Keinginan demikian terlihat dari tindakan Sultan Haji yang pada bulan
Mei 1680 mengirimkan utusan ke Gubernur Jendral VOC di Batavia untuk
menawarkan perdamaian sambil menegaskan bahwa yang berkuasa di Banten
sekarang adalah dirinya. Ia menyatakan bahwa Sultan Ageng Tirtayasa
sudah menyerahkan seluruh kekuasaannya.
Sudah tentu tawaran itu ditolak, kompeni tahu bahwa Sultan Ageng
Tirtayasa belum meletakkan jabatannya. Keadaan ini dijadikan senjata
oleh kompeni mendorong Sultan Haji untuk segera memperoleh kuasa penuh
di Banten.
Satu hal lagi yang mengecewakan Sultan Ageng Tirtayasa, adalah surat
ucapan selamat yang dikirimkan Sultan Haji atas diangkatnya Speelman
menjadi Gubernur Jendral VOC menggantikan Rijklof van Goens pada tanggal
25 November 1680, padahal saat itu kompeni baru saja menghancurkan
pasukan gerilya Banten di Cirebon yang kemudian dapat menguasai Cirebon
seluruhnya.
Melihat keadaan anaknya yang sudah sedemikian keadaannya, Sultan
Ageng Tirtayasa memobilisasikan pasukan perangnya untuk digunakan
sewaktu-waktu. Rakyat dari daerah Tanahara, Pontang, Tirtayasa,
Caringin, Carita dan sebagainya banyak yang mendaftarkan diri untuk
menjadi prajurit.
Demikian juga tentara pelarian dari Makasar, Jawa Timur, Lampung,
Solebar, Bengkulu dan Cirebon bergabung dengan pasukan Sultan Ageng
Tirtayasa. Sultan sudah tidak peduli lagi dengan tentara dan bangsawan
yang berpihak kepada Sultan Haji yang dianggap berpindah adat dan
berbeda haluan.
Dalam suasana yang sudah demikian panas, Sultan Ageng mendengar
khabar bahwa beberapa kapal Banten yang pulang dari Jawa Timur ditahan
kompeni kerena dianggap kapal perompak. Tuntutan Sultan supaya mereka
dibebaskan tidak dihiraukan kompeni.
Hal ini membuat kemarahan Sultan menjadi-jadi. Rasa harga dirinya
sebagai Sultan dari suatu negara merdeka terasa diremehkan. Maka
diumumkannya bahwa Banten dan kompeni Belanda dalam situasi perang.
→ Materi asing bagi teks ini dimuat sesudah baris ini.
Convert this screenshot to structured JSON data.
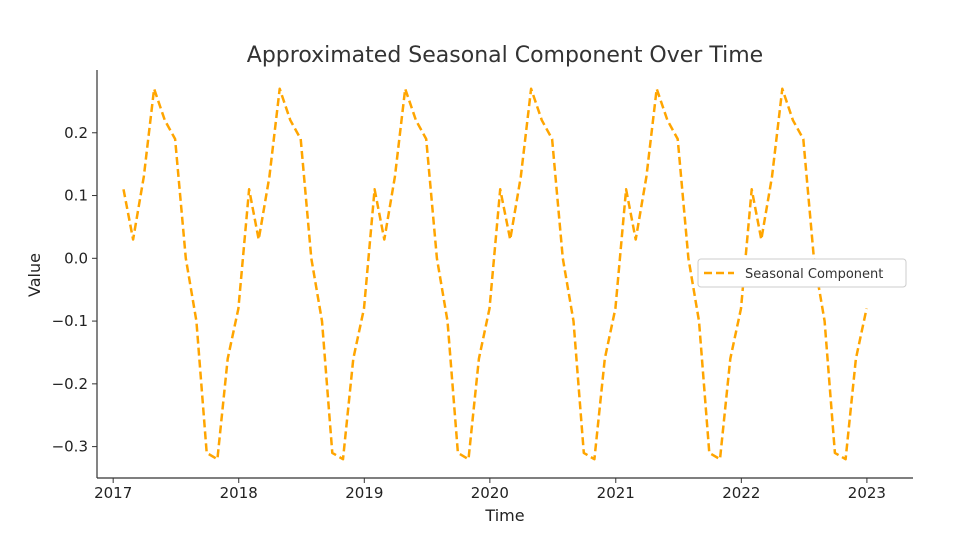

Pernyataan perang Sultan Ageng Tirtayasa kepada kompeni ini ditentang
oleh anaknya, Sultan Haji. Sultan Haji menyatakan bahwa keputusan itu
terlalu ceroboh, dan, karena tidak dimusyawarahkan dahulu dengannya maka
keputusan itu tidak syah.
Bahkan dengan bermodalkan bantuan pasukan kompeni, yang dijanjikan
kepadanya, Sultan Haji memak-zulkan ayahnya, dengan alasan bahwa
ayahnya, Sultan Ageng Tirtayasa, sudah terlalu tua dan sudah mulai pikun
sehingga mulai saat ini kekuasaan Banten seluruhnya dipegang oleh
Sultan Haji.
Melihat tingkah laku anaknya yang sudah keterlaluan ini, habislah
sudah kesabaran Sultan Ageng Tirtayasa. Musuh besarnya adalah kompeni
Belanda, tapi untuk menggem-purnya harus ada kesatuan kata dari semua
rakyat Banten.
Oleh karenanya sebelum menyerang Batavia, terlebih dahulu harus
menyatukan Banten, yaitu mengganti Sultan Haji. Sultan Ageng bukanlah
akan berperang dengan anaknya, tetapi yang diperangi adalah antek
penjajah.
Pada tanggal 26 malam 27 Pebuari 1682, dengan dipimpin sendiri oleh
Sultan Ageng Tirtayasa, mulailah diadakan penyerbuan mendadak ke
Surosowan, yang berhasil mematahkan perlawanan Surosowan, sehingga dalam
waktu singkat, pasukan Sultan Ageng dapat menguasai istana. Sultan Haji
melarikan diri dan minta perlindungan kepada Jacob de Roy, bekas
pegawai kompeni.
Keadaan Surosowan ini segera dapat diketahui Batavia, maka pada
tanggal 6 Maret 1682 dipimpin oleh Saint Martin kompeni mengirimkan dua
kapal perang lengkap pasukan tempurnya. Pasukan ini tidak segera dapat
mendarat di pelabuhan Banten, karena hebatnya perlawanan pasukan Banten.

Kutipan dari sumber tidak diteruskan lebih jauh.